The barrier separating the IOR from Italian society, in which the exchange of favours is ubiquitous and unremarkable, has been permeable. Last month the IOR’s new president, a German banker, Ernst von Freyberg, said it had this year reported seven suspicious transactions to the Vatican’s financial watchdog. Appointed in the last days of Pope Benedict’s papacy, he will stand in for Mr Cipriani until a replacement can be found. The deputy’s post will be occupied temporarily by one of several executives of an American-based consultancy, Promontory Financial Group, which has been at work at the IOR since May, checking accounts and clients.

It will be a long haul. Mr von Freyberg said accounts were being sifted at the rate of 1,000 a month; Moneyval said in November 2011 that there were more than 33,000. And clearly the scrutiny had not reached S for Scarano. Instead—awkwardly for the Vatican—it was Italian investigators who blew the whistle, as they have done in every previous scandal.

Pope Francis is nevertheless showing more vigour than any predecessor in his efforts to clean up the IOR. On June 15th he appointed a trusted ally, Monsignor Battista Ricca, to be the institution’s so-called prelate—an overseer who can attend the IOR’s board meetings and see its paperwork. The pope has since named a special commission to scrutinise the bank, with powers to overrule its secrecy rules.

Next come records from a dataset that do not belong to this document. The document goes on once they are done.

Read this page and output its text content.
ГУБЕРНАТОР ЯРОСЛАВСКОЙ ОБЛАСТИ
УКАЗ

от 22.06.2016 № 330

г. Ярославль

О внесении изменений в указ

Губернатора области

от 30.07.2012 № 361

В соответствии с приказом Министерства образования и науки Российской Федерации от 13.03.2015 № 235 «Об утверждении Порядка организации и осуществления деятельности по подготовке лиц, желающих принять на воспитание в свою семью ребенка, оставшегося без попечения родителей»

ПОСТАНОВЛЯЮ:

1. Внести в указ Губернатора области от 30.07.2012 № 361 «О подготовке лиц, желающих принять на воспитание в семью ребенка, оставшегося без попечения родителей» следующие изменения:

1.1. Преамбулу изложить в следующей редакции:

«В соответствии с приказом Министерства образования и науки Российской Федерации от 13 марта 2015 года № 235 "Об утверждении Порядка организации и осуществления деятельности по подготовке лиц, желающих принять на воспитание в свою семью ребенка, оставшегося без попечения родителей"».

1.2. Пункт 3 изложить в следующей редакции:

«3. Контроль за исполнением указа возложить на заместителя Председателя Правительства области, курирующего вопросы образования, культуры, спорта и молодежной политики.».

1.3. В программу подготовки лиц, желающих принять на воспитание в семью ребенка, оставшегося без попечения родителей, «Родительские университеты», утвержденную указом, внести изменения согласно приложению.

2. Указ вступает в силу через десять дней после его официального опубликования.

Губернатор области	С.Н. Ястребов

Seldom can a financial institution have been subjected to greater oversight from more quarters. But Francis appears to have realised that reform of IOR is a crucial test of his determination to shake up the Curia, substantially unreformed since the 1970s. That will take longer and could be even harder: the IOR is typical of a culture of secrecy and compartmentalisation that extends throughout the Vatican.